Modeling Pore Pressure Changes due to Slow Earthquakes: Implications for Tectonic Tremor Generation in Guerrero, Mexico.

Abstract:

Several studies claim that the origin of tectonic tremors (TT) and slow slip events (SSE) is strongly related to the presence of overpressure fluids. However, in order to determine the role of fluids in the generation of slow phenomena, quantitative models should explain the observations. In the Mexican subduction zones, SSEs are accompanied with tremor, though the spatial-time correlation of these phenomena is not as clear as the Episodic Tremor and Slip (ETS) observed in Cascadia and Japan.
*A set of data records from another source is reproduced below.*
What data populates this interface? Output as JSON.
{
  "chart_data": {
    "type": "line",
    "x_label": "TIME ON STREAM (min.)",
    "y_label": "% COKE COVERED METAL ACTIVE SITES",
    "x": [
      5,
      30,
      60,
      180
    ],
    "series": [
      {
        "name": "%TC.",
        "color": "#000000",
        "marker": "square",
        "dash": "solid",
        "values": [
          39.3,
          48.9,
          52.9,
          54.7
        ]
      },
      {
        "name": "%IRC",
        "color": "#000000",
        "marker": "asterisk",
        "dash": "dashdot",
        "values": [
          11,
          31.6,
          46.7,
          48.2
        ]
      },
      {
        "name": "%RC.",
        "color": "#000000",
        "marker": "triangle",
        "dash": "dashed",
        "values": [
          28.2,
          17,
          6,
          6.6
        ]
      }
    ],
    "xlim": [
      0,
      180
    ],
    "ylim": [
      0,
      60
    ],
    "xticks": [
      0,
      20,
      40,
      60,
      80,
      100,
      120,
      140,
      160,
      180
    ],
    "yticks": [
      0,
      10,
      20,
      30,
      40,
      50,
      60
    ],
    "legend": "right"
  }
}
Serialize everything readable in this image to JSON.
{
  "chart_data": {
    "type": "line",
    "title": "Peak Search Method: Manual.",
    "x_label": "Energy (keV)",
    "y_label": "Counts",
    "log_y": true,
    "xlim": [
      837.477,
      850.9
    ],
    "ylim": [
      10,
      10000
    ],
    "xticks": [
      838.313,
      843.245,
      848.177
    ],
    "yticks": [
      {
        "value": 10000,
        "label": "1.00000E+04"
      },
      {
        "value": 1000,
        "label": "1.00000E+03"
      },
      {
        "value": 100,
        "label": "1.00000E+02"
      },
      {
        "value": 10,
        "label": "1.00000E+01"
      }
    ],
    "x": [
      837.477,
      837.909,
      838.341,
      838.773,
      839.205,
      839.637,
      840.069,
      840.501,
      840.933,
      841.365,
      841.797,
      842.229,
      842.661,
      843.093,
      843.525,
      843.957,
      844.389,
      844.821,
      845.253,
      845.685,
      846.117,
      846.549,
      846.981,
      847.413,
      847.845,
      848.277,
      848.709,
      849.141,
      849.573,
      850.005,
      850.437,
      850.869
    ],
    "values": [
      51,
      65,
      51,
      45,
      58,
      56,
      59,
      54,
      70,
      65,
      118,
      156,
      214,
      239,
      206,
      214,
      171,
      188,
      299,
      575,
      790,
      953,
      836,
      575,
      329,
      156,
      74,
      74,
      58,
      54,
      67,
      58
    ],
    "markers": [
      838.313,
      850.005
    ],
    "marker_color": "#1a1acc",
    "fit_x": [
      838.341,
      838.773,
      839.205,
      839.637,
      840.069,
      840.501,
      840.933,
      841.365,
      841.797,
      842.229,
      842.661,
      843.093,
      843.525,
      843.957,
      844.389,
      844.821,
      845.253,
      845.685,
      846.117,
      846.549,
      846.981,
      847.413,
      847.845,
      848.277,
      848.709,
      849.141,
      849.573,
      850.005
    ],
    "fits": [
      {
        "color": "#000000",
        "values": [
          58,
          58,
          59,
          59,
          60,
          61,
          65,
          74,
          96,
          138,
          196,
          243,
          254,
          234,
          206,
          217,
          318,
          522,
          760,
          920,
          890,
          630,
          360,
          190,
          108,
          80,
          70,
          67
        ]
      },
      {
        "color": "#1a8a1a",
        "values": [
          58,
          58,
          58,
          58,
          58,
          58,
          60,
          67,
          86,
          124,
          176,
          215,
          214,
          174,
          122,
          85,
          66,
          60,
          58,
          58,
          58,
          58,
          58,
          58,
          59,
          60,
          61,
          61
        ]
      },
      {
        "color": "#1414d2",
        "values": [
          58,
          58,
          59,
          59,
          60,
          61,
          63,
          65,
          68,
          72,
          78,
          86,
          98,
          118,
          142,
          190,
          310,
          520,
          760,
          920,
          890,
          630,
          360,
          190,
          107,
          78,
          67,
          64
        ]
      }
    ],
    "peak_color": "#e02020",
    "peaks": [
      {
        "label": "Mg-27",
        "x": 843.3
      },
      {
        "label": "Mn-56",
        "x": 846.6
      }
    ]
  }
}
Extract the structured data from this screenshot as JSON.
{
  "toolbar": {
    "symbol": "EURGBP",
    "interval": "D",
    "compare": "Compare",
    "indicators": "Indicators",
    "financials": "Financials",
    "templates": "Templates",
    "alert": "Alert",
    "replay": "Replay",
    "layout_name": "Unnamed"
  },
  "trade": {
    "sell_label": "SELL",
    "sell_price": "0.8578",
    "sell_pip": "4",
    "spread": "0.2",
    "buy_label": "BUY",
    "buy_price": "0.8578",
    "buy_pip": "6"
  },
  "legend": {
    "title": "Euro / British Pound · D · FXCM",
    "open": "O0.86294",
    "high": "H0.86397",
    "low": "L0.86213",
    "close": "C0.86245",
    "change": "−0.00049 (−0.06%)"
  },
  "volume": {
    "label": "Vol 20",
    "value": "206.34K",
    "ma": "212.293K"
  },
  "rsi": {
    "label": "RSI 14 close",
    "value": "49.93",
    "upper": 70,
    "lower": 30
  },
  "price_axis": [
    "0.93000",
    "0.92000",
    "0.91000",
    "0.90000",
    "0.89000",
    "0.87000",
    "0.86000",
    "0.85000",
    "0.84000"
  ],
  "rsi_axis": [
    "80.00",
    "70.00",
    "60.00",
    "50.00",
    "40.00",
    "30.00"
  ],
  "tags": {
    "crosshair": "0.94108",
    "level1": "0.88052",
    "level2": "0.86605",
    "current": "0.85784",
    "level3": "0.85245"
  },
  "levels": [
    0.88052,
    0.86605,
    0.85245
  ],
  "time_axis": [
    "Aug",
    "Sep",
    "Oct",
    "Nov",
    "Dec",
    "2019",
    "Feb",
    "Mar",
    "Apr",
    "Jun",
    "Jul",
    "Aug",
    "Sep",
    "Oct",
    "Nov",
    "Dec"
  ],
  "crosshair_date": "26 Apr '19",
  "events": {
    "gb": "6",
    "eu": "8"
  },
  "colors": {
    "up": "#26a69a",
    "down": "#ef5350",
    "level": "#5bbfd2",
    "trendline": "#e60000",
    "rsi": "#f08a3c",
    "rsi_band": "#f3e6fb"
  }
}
The complex behavior of TT and SSE exhibited in Guerrero makes it an interesting region to study and prove new hypothesis about the origin of these phenomena. In Guerrero, TTs occur along the horizontal segment of the slab over two regions denominated the Transient zone and Sweet Spot. These regions are located where near-lithostatic pore pressure (Pp) has been inferred by different studies in the upper oceanic crust. By computing the stress field induced by slow slip transients, we calculate the normal and shear stresses acting on the TT regions and solve the poroelastic diffusion equation considering both the permeability as a function of the effective pressure (Pe) (Evans et al., 1997) and a sealed plate interface. Such a nonlinear problem is solved in two-dimensions by means of a finite volume approach. Our modeling results show that the evolution of the Coulomb Failure Stress (CFS) within the slab, and at the plate interface, mimics the long-term occurrence-rate of the LFEs in the Sweet Spot. In addition, local gradients and Gaussian-like Pp distributions, that may be due to local dehydration processes and lateral temperature changes along the slab, yield solitary pore-pressure waves exhibiting two main characteristics: 1) a fast Pp perturbation front at speeds of some km/h (i.e.. 10-25 km/h) and 2) a slower Pp pulse with velocities on the order of km/day (i.e. 0.5-10 km/day). Both propagation velocities are comparable with the rapid (i.e., streaking) and slow migration of the TT sources recently observed in Guerrero (Cruz-Atienza et al., 2015). Further analysis is necessary to compare the lower speed with the slip front propagation of long term SSE and to assess if such a slow pulse may act as an external source leading the initiation of slow rupture fronts.